In my judgment this evidence, considered as a whole, does not come near to establishing that there was a clear and unambiguous disclosure that palmitic acid and stearic acid were, for practical purposes, interchangeable or of the efficacy of a 3% concentration of stearic acid as a stabiliser.

For all these reasons I have reached the conclusion that the proposed amendments would offend against s.76(3)(a) of the Act.

Obviousness – proposed amended claim 1

In the light of my conclusion as to the allowability of the amendments this question does not arise. Nevertheless, it is right that I should state my conclusions as to the obviousness of proposed amended claim 1, albeit briefly.

The inventive concept is now limited to a process for the production of a stable nicorandil preparation which comprises mixing the nicorandil with palmitic acid or stearic acid in an amount of at least 3% by weight.

Obviousness over 640

In my judgment the amendment does make a material difference to the case of obviousness over the 640 patent.

I have found that it was obvious to carry out a process within the unamended claims because it was technically obvious to use stearic acid as a lubricant.

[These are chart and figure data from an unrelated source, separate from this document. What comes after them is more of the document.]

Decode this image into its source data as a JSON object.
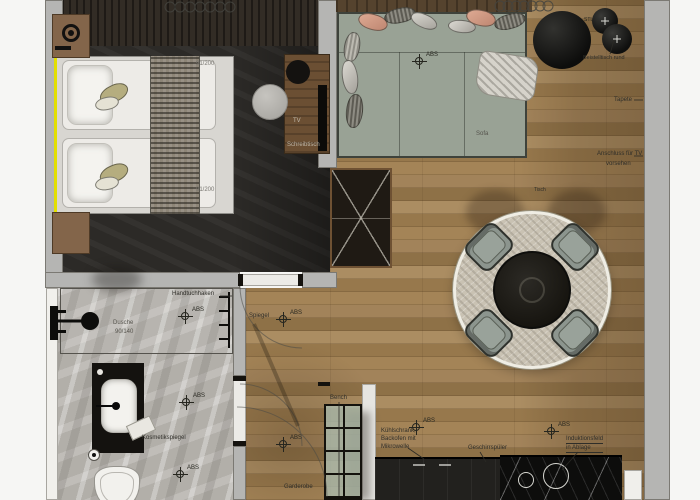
{
  "bedroom": {
    "mattress_dim": "91/200",
    "tv_label": "TV",
    "desk_label": "Schreibtisch"
  },
  "living": {
    "sofa_label": "Sofa",
    "stl_label": "STL",
    "side_table_label": "Beistelltisch rund",
    "wallpaper_label": "Tapete",
    "tv_connection_1": "Anschluss für TV",
    "tv_connection_2": "vorsehen",
    "table_label": "Tisch"
  },
  "bathroom": {
    "shower_label": "Dusche",
    "shower_dim": "90/140",
    "towel_label": "Handtuchhaken",
    "cosmetic_mirror_label": "Kosmetikspiegel"
  },
  "hallway": {
    "mirror_label": "Spiegel",
    "wardrobe_label": "Garderobe",
    "bench_label": "Bench"
  },
  "kitchen": {
    "appliance_line_1": "Kühlschrank,",
    "appliance_line_2": "Backofen mit",
    "appliance_line_3": "Mikrowelle",
    "dishwasher_label": "Geschirrspüler",
    "induction_line_1": "Induktionsfeld",
    "induction_line_2": "in Ablage"
  },
  "symbols": {
    "abs_label": "ABS"
  },
  "colors": {
    "wood": "#9c7f58",
    "walls": "#b5b5b3",
    "sofa": "#99a295",
    "window_accent": "#e3df00",
    "bath_marble": "#b2afa9",
    "counter_marble": "#0d0d0c"
  }
}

However, it was, as I have found, common general knowledge that when used as a lubricant, a material should be used in the minimum quantity necessary. It was known, for example, that the addition of too much lubricant could adversely affect the dissolution rate of a tablet in the body and reduce tablet strength.

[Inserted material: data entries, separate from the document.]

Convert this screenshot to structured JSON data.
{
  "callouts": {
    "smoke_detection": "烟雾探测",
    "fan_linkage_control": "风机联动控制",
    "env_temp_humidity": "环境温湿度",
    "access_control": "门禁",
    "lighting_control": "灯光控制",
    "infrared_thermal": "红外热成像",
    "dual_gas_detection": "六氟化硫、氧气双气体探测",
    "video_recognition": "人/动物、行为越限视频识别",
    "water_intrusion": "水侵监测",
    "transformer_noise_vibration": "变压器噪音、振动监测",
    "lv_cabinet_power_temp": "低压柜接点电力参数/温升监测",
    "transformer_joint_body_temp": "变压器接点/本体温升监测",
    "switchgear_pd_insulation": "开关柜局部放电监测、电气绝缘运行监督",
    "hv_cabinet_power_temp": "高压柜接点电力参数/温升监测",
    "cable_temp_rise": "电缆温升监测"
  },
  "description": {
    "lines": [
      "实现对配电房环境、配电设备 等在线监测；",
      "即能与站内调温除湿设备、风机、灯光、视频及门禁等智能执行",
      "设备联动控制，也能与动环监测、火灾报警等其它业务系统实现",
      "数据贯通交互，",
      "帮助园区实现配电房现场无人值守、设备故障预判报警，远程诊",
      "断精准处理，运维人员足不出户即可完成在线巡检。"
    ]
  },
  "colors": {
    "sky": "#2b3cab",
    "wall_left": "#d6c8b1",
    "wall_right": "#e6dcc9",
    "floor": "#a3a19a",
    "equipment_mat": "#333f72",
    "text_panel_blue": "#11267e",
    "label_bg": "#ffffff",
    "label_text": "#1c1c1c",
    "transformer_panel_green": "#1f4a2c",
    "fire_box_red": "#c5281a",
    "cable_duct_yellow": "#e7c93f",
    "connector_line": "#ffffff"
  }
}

As to the amount of lubricant that would be used Professor Collett stated, at paragraph [42] of his first report, that the formulation textbooks and literature advise a range of concentrations of stearic acid. In particular he referred to Matsuda, Minamida, Hayashi as advocating a concentration range for stearic acid of 0.1 % - 5% of the overall formulation. He also referred to Modern Pharmaceutics as advising a concentration range for stearic acid of 1% - 4%. That is not an accurate characterisation of either of those publications and the Professor so accepted in cross examination. Indeed he said “this is not the best it of writing I have ever done” and “I would not be pleased if one of the students brought that in to me”. Instead he suggested that that the papers were advocating testing them over that range.

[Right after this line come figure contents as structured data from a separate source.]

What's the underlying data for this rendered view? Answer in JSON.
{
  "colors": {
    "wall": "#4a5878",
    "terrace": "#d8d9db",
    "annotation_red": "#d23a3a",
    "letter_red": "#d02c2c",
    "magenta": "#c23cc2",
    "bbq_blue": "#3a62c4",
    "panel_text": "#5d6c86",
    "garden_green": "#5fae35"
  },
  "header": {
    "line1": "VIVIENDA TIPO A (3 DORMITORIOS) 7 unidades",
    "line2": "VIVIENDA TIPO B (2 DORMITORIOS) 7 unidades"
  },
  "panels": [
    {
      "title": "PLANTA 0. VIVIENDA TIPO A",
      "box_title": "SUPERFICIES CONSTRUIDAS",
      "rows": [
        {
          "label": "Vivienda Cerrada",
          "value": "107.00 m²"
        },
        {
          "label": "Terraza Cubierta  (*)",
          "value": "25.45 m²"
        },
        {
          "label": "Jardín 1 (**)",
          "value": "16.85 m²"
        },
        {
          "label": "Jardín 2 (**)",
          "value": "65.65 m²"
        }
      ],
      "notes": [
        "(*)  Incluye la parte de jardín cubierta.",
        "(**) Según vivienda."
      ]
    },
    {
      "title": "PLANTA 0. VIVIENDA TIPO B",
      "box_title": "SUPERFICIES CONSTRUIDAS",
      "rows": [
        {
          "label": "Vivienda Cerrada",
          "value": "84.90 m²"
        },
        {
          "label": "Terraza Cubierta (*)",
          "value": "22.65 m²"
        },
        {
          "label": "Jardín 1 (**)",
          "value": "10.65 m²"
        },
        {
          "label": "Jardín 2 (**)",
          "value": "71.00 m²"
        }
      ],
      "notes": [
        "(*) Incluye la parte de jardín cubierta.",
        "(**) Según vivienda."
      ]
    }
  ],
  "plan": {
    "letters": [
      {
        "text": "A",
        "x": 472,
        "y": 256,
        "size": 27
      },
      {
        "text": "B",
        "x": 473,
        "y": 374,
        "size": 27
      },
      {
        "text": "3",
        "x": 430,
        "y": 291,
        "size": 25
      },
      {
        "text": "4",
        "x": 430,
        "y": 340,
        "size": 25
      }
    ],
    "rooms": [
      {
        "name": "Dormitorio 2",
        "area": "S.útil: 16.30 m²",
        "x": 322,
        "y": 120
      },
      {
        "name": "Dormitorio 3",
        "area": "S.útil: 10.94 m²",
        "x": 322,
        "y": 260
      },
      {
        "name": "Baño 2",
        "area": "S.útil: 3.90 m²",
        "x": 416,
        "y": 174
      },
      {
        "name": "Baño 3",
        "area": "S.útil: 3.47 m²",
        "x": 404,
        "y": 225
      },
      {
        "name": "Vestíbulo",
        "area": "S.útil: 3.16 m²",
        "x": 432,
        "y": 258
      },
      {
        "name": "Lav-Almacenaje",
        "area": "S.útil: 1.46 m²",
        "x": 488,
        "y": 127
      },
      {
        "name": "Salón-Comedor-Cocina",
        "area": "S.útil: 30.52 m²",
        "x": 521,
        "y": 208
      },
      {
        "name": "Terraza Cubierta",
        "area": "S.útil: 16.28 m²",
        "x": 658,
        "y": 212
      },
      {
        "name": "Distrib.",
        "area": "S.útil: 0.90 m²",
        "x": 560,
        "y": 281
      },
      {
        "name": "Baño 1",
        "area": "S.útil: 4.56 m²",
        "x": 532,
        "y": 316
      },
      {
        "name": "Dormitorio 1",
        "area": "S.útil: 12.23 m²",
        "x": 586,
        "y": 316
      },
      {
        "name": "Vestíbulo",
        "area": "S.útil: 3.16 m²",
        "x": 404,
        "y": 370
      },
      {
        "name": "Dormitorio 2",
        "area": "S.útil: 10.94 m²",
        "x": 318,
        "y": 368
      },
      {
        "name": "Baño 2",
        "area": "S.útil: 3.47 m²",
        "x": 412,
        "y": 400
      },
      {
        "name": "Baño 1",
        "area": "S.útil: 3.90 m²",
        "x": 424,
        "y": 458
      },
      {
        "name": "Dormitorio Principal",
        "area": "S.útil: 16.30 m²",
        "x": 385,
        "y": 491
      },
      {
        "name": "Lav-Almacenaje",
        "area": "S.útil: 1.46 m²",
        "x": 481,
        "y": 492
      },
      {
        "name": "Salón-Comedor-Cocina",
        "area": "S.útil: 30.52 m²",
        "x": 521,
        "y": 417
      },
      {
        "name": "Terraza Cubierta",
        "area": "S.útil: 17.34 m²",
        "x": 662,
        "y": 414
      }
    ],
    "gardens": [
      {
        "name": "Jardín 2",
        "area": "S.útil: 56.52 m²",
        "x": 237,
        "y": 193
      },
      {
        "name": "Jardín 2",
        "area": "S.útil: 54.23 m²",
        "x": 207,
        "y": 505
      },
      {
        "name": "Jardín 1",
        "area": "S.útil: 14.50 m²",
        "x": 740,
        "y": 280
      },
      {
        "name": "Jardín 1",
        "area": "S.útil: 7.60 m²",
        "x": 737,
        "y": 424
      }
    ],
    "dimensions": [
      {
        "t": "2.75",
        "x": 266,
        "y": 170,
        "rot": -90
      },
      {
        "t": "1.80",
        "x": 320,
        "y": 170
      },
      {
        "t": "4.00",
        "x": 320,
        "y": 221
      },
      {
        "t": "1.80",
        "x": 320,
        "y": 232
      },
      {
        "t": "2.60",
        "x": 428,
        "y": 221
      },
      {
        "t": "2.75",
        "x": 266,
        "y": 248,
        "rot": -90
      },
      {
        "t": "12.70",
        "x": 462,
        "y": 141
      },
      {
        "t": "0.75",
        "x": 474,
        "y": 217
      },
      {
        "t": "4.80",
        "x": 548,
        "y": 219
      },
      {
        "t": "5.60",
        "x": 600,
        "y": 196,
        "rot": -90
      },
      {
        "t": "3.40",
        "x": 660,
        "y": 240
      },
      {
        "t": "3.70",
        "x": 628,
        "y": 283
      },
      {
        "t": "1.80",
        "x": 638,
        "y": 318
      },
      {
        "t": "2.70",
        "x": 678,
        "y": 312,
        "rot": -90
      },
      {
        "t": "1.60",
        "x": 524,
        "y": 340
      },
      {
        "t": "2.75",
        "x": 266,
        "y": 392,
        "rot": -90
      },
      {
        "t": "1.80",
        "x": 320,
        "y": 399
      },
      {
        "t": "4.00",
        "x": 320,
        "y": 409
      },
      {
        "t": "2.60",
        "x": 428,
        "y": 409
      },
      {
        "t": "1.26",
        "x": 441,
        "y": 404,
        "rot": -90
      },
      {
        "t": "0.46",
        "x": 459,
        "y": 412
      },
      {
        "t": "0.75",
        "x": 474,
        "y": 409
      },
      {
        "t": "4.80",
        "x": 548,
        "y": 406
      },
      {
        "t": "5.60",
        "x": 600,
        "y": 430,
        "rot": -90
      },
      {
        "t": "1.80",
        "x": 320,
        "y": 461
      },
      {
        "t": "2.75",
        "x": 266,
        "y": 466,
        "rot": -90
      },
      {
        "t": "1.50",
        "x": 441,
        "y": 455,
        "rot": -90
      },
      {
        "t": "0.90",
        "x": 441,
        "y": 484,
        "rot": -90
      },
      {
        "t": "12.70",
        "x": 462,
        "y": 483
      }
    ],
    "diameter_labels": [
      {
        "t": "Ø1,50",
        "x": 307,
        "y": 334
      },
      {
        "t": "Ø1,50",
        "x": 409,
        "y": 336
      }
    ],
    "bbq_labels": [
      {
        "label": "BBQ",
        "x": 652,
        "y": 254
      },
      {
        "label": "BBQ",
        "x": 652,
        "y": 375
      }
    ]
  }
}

A number of standard textbooks were explored in evidence with both experts. In the light of that evidence I have reached the conclusion that it was known that some formulations contained up to 3 to 4% of magnesium stearate as a lubricant (this was, for example, described in Banker and Rhodes and the Handbook of Pharmaceutical Excipients) but that it was much more likely that the concentration of a lubricant in a new formulation would be no higher than 1 to 2%, and probably less than 1% (as described, for example, in Pharmaceutics: The Science of Dosage Form Design; York; Sprowles and Remington’s Pharamaceutical Science). Those formulations with the higher concentrations were likely to be older and, by 1986, there was an increasing perception that the concentration should be kept as low as possible.

In the light of this evidence I am unable to accept that it was obvious to formulate nicorandil using stearic acid as a lubricant at a concentration of 3%. I have no evidence that 3% would be necessary to achieve a satisfactory lubricating effect and there were good technical reasons for using no more than necessary for that purpose. It was submitted on behalf of Ivax that, on balance, as at 1986, a proposal to use 3% stearic acid would have been regarded as conventional. In my judgment, and for the reasons I have given, the evidence does not support that submission.

Obviousness over 659

I have rejected the allegation of obviousness against the unamended claims. The case against the proposed amended claim 1 fails for the same reasons.

Conclusion

My conclusions are as follows:

Claims 1, 3 and 6 of the Patent as granted are invalid for obviousness, but would have been infringed.

The amendments are not allowable.

Claim 1 as proposed to be amended would not have been invalid for obviousness and would have been infringed.